If you do most of the kneading while the dough is very wet (like Jeff Varasano recommends for his pizza dough here http://www.varasanos.com/PizzaRecipe.htm), you should be able to do most of it with even a comparatively weak hand mixer and not have too much trouble holding it steady enough (see link - gluten IS working even though the dough is still only slightly more dry than a batter).

That said, if you try to work with a drier dough, even if your motor can handle it (which it likely can't), it will probably be more difficult to hold the mixer than to just knead the dough by hand.


I ruined a handmixer that way. I was kneading breaddough with it and indeed the engine couldn't cope and overheated/stressed out. I had to buy a new one. So be carefull. And indeed, it wasn't easy at all to hold the mixer or the bowl with the dough..

  • Depending on the mixer, it's possible that it might have a thermal shut-off (so it shuts down if the motor gets too warm before it truly damages something) or a 'sacrificial gear' which is designed to fail before everything else, so it's easy to keep on hand to replace. (although, if you're not mechanically inclined, it might not be so easy to replace, or require special tools to get in there to do it). At the very least, let it cool down for a couple of hours, and then try it again.
    – Joe
    Commented May 15, 2020 at 14:47

As previous answers suggest: These hooks tend to come with most hand mixers, if they can be used, used with what kind of dough, and with what amount of dough is very model dependent.

From my own experience with a standard Siemens device (mymix 300W, specified as 0.5kg total weight in mixing bowl): recipes up to 500-600g flour will in practice work well (less for very heavy doughs). Making too wet doughs is not a good idea with that type of dough hook - since they have little working surface but high speed they will lose all "traction" on the dough if it is drippingly wet.

The advantage compared to hand kneading is that it is far easier to thoroughly incorporate an ingredient late in the kneading, and that you don't get the "kneading dough is nice, you get such clean hands from it" effect.
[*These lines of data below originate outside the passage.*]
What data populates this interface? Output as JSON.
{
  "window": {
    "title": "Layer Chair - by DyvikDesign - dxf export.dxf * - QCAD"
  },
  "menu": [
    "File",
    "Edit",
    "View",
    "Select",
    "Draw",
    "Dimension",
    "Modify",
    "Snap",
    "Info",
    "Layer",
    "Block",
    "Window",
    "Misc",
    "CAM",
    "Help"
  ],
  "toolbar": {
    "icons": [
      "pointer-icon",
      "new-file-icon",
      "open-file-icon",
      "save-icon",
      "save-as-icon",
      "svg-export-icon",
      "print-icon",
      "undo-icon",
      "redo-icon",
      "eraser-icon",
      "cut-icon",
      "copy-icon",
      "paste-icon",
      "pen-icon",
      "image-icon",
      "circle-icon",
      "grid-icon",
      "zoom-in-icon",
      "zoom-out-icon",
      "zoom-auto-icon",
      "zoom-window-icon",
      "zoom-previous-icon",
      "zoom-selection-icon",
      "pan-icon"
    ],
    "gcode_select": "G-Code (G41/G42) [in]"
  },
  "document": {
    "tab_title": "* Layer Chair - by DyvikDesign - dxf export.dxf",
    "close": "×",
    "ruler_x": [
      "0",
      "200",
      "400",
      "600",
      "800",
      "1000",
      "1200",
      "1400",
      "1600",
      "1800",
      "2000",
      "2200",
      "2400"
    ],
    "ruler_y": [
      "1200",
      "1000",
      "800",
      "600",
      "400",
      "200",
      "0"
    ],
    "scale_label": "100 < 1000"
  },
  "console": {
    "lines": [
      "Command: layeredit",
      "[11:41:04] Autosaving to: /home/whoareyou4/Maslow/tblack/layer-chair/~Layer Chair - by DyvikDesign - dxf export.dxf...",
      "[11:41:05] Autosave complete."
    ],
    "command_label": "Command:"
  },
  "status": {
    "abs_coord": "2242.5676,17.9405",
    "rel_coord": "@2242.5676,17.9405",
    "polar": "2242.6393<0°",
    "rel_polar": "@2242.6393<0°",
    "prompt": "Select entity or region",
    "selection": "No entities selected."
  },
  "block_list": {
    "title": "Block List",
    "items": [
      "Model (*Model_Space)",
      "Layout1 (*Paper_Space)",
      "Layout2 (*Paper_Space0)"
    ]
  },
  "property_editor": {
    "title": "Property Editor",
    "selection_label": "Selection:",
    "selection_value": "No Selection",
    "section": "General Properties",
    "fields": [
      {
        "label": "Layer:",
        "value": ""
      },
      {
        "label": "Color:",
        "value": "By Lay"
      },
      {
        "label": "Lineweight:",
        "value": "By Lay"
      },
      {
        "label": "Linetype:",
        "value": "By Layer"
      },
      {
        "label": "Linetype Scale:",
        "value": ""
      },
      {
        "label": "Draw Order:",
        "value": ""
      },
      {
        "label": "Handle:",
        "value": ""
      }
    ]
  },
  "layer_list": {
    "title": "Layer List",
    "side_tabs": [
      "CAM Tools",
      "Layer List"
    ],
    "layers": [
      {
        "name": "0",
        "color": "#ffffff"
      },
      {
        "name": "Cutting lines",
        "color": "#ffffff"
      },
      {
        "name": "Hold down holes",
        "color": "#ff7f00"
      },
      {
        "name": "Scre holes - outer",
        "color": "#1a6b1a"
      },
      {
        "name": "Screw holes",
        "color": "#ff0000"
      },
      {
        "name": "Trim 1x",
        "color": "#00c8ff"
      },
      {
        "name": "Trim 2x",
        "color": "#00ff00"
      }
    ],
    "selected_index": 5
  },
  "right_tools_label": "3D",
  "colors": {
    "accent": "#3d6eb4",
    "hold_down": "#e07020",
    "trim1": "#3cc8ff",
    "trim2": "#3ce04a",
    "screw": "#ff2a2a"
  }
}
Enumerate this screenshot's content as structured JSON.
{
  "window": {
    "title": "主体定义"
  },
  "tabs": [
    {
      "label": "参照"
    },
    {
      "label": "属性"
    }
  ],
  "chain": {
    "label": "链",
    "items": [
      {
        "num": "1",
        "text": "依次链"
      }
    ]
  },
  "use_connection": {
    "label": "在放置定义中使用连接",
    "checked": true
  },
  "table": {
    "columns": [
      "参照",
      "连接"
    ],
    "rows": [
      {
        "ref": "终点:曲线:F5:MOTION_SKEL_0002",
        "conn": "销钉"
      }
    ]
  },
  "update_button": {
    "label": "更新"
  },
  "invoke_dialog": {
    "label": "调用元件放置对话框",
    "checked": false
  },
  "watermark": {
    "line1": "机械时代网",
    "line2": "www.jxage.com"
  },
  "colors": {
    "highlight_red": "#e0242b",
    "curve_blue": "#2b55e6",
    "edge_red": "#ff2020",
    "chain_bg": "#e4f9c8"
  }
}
Also, with some doughs these devices work very quick - minutes to a reasonably smooth dough. Disadvantage is the more restricted hydration range, and more disruptive action (these hooks can saw a ball of dough in half if applied from the right angle).

Physical strength is needed to control mixer and bowl, so there is no clear advantage there compared to hand kneading.


I just made texas roadhouse rolls (4 cups of flour and about 3 cups of other ingredients) with a ge 300 watt hand mixer and dough attachments. The mixer handled it perfectly fine... I on the other hand found it difficult to hang on to the bowl and mixer but it is definitely doable.


I just used the dough hooks with my hand mixer, I found it surprisingly easy to hold (the counter rotation of the hooks meant the forces mostly cancel out) and my mixer didn't seem to have any trouble going at any speed through my reasonably dense dough. I guess it largely depends on the brand and usage and a little luck, I would certainly be a bit more careful next time after reading some of the comments here though as I like that hand mixer and don't want to kill it. It's not bottom or top of range, but it has digitally controlled speed not mechanical switches, which is what failed in my previous mixer.